Excellentieprogramma
Het mbo moet daarom volgens de minister in de toekomst meer aandacht besteden aan talentvolle studenten. Met het actieprogramma Focus op Vakmanschap werken de scholen al aan de realisatie van uitdagender onderwijs. Maar er mag van de minister nog wel een schepje bovenop. Scholen worden gevraagd extra programma’s te ontwikkelen die de beste studenten in staat stellen een hoger niveau van vakmanschap te bereiken. Studenten krijgen zo de mogelijkheid om binnen hun vakgebied door te groeien naar het hoogste niveau, het meesterschap. Het is primair aan brancheorganisaties en bedrijven om te bepalen wie voor zo’n titel in aanmerking komt. Voor het excellentieprogramma wil de minister de komende tijd jaarlijks zo’n € 25 miljoen beschikbaar stellen. Scholen krijgen zo de gelegenheid om te werken aan uitdagend onderwijs voor talentvolle studenten. Kennisuitwisseling moet een belangrijk element in het programma worden. Uiteraard kunnen scholen ook inspiratie opdoen in het buitenland, bijvoorbeeld door deelname aan vakwedstrijden (Worldskills, Euroskills).
Kleinschalig onderwijs
De minister heeft daarnaast de vurige wens de menselijke maat terug te brengen in het mbo. Kleinschalig onderwijs heeft volgens haar duidelijk positieve effecten op de onderwijskwaliteit. Het studiesucces van een student neemt toe naarmate hij zich thuis voelt op een school en deel uitmaakt van een overzichtelijke groep. Als leerlingen zich thuis voelen, zullen studievertraging en voortijdig schoolverlaten minder vaak voorkomen. Tijdens haar rondgang langs mbo-scholen maakte de minister kennis met meerdere voorbeelden van kleinschalig onderwijs binnen één groot bestuurlijk verband. Om deze kleinschaligheid verder te stimuleren, wil de minister een nieuw bestuurlijk model in het mbo introduceren: de gemeenschap van mbo-colleges. Ieder college binnen zo’n gemeenschap richt zich op een bepaalde branche of sector. Het college is herkenbaar in de regio en heeft een eigen collegedirecteur. Zo’n directeur is verantwoordelijk voor de basiskwaliteit van het primair proces, onder andere de ontwikkeling en beoordeling van onderwijsteams.
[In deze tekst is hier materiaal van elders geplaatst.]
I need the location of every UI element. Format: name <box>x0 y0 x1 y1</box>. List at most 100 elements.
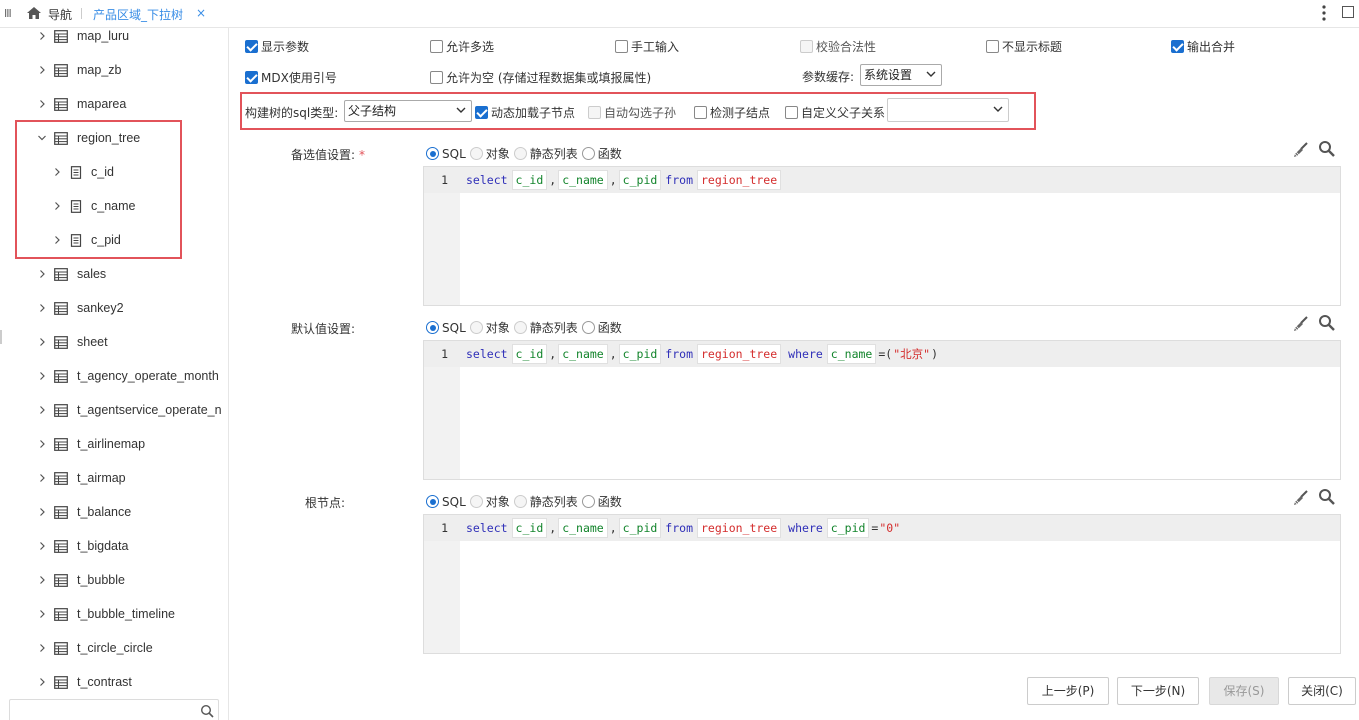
custom-relation-select[interactable] <box>887 98 1009 122</box>
nav-label[interactable]: 导航 <box>48 6 72 23</box>
home-icon[interactable] <box>26 5 42 21</box>
radio-function[interactable]: 函数 <box>581 319 622 336</box>
radio-circle[interactable] <box>469 321 483 334</box>
clear-broom-icon[interactable] <box>1292 141 1310 159</box>
radio-sql[interactable]: SQL <box>426 321 466 335</box>
tab-product-region[interactable]: 产品区域_下拉树 <box>93 6 183 23</box>
chevron-right-icon[interactable] <box>37 642 47 654</box>
radio-static-list[interactable]: 静态列表 <box>513 493 578 510</box>
radio-function[interactable]: 函数 <box>581 145 622 162</box>
radio-circle[interactable] <box>426 495 439 508</box>
sql-editor[interactable]: 1 select c_id, c_name, c_pid from region_tree w… <box>423 340 1341 480</box>
radio-circle[interactable] <box>581 147 595 160</box>
tree-item-t-airlinemap[interactable]: t_airlinemap <box>0 436 228 456</box>
tree-item-sankey2[interactable]: sankey2 <box>0 300 228 320</box>
allow-empty-checkbox[interactable]: 允许为空 (存储过程数据集或填报属性) <box>430 69 651 86</box>
maximize-icon[interactable] <box>1342 6 1354 18</box>
chevron-right-icon[interactable] <box>37 540 47 552</box>
tree-item-sales[interactable]: sales <box>0 266 228 286</box>
show-param-checkbox[interactable]: 显示参数 <box>245 38 309 55</box>
next-step-button[interactable]: 下一步(N) <box>1117 677 1199 705</box>
clear-broom-icon[interactable] <box>1292 315 1310 333</box>
tree-item-t-bigdata[interactable]: t_bigdata <box>0 538 228 558</box>
search-icon[interactable] <box>1318 488 1336 506</box>
close-button[interactable]: 关闭(C) <box>1288 677 1356 705</box>
chevron-right-icon[interactable] <box>37 574 47 586</box>
chevron-right-icon[interactable] <box>37 370 47 382</box>
prev-step-button[interactable]: 上一步(P) <box>1027 677 1109 705</box>
chevron-right-icon[interactable] <box>37 404 47 416</box>
chevron-right-icon[interactable] <box>37 506 47 518</box>
tree-item-t-bubble[interactable]: t_bubble <box>0 572 228 592</box>
chevron-right-icon[interactable] <box>37 336 47 348</box>
detect-leaf-checkbox[interactable]: 检测子结点 <box>694 104 770 121</box>
checkbox-box[interactable] <box>615 40 628 53</box>
checkbox-box[interactable] <box>245 71 258 84</box>
tree-search-input[interactable] <box>9 699 219 720</box>
hide-title-checkbox[interactable]: 不显示标题 <box>986 38 1062 55</box>
tree-item-t-circle-circle[interactable]: t_circle_circle <box>0 640 228 660</box>
checkbox-box[interactable] <box>694 106 707 119</box>
chevron-right-icon[interactable] <box>37 302 47 314</box>
checkbox-box[interactable] <box>1171 40 1184 53</box>
radio-circle[interactable] <box>513 495 527 508</box>
search-icon[interactable] <box>1318 314 1336 332</box>
radio-circle[interactable] <box>426 321 439 334</box>
cache-select[interactable]: 系统设置 <box>860 64 942 86</box>
checkbox-box[interactable] <box>430 40 443 53</box>
radio-circle[interactable] <box>469 147 483 160</box>
more-vertical-icon[interactable] <box>1318 4 1330 22</box>
radio-static-list[interactable]: 静态列表 <box>513 319 578 336</box>
chevron-right-icon[interactable] <box>37 98 47 110</box>
tree-item-t-contrast[interactable]: t_contrast <box>0 674 228 694</box>
mdx-quote-checkbox[interactable]: MDX使用引号 <box>245 69 337 86</box>
dynamic-load-checkbox[interactable]: 动态加载子节点 <box>475 104 575 121</box>
radio-circle[interactable] <box>469 495 483 508</box>
sql-type-select[interactable]: 父子结构 <box>344 100 472 122</box>
tree-item-t-balance[interactable]: t_balance <box>0 504 228 524</box>
radio-object[interactable]: 对象 <box>469 493 510 510</box>
radio-object[interactable]: 对象 <box>469 145 510 162</box>
radio-sql[interactable]: SQL <box>426 147 466 161</box>
custom-relation-checkbox[interactable]: 自定义父子关系 <box>785 104 885 121</box>
tree-item-sheet[interactable]: sheet <box>0 334 228 354</box>
radio-circle[interactable] <box>426 147 439 160</box>
menu-icon[interactable]: III <box>4 7 12 20</box>
panel-resize-handle[interactable] <box>0 330 2 344</box>
chevron-right-icon[interactable] <box>37 64 47 76</box>
checkbox-box[interactable] <box>475 106 488 119</box>
radio-static-list[interactable]: 静态列表 <box>513 145 578 162</box>
chevron-right-icon[interactable] <box>37 472 47 484</box>
sql-editor[interactable]: 1 select c_id, c_name, c_pid from region_tree <box>423 166 1341 306</box>
tree-item-map-luru[interactable]: map_luru <box>0 28 228 48</box>
manual-input-checkbox[interactable]: 手工输入 <box>615 38 679 55</box>
radio-circle[interactable] <box>581 495 595 508</box>
radio-circle[interactable] <box>581 321 595 334</box>
clear-broom-icon[interactable] <box>1292 489 1310 507</box>
search-icon[interactable] <box>200 704 214 718</box>
tree-item-t-agentservice-operate-n[interactable]: t_agentservice_operate_n <box>0 402 228 422</box>
chevron-right-icon[interactable] <box>37 30 47 42</box>
tree-item-map-zb[interactable]: map_zb <box>0 62 228 82</box>
tab-close-icon[interactable]: × <box>196 6 206 20</box>
chevron-right-icon[interactable] <box>37 268 47 280</box>
tree-item-maparea[interactable]: maparea <box>0 96 228 116</box>
radio-sql[interactable]: SQL <box>426 495 466 509</box>
allow-multi-checkbox[interactable]: 允许多选 <box>430 38 494 55</box>
radio-circle[interactable] <box>513 147 527 160</box>
search-icon[interactable] <box>1318 140 1336 158</box>
sql-editor[interactable]: 1 select c_id, c_name, c_pid from region_tree w… <box>423 514 1341 654</box>
tree-item-t-airmap[interactable]: t_airmap <box>0 470 228 490</box>
checkbox-box[interactable] <box>785 106 798 119</box>
tree-item-t-agency-operate-month[interactable]: t_agency_operate_month <box>0 368 228 388</box>
checkbox-box[interactable] <box>245 40 258 53</box>
radio-function[interactable]: 函数 <box>581 493 622 510</box>
tree-item-t-bubble-timeline[interactable]: t_bubble_timeline <box>0 606 228 626</box>
checkbox-box[interactable] <box>986 40 999 53</box>
radio-object[interactable]: 对象 <box>469 319 510 336</box>
checkbox-box[interactable] <box>430 71 443 84</box>
radio-circle[interactable] <box>513 321 527 334</box>
output-merge-checkbox[interactable]: 输出合并 <box>1171 38 1235 55</box>
chevron-right-icon[interactable] <box>37 438 47 450</box>
chevron-right-icon[interactable] <box>37 608 47 620</box>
De ‘gemeenschap van mbo-colleges’ ziet de minister als een bestuurlijk model, waar scholen desgewenst gebruik van kunnen gaan maken. De positie van de mbo-collegedirecteur zal per 1 augustus 2017 in de wet verankerd worden. De collegedirecteur is nadrukkelijk bedoeld om de menselijke maat in het mbo terug te laten keren en om het onderwijskundig leiderschap binnen het mbo te versterken.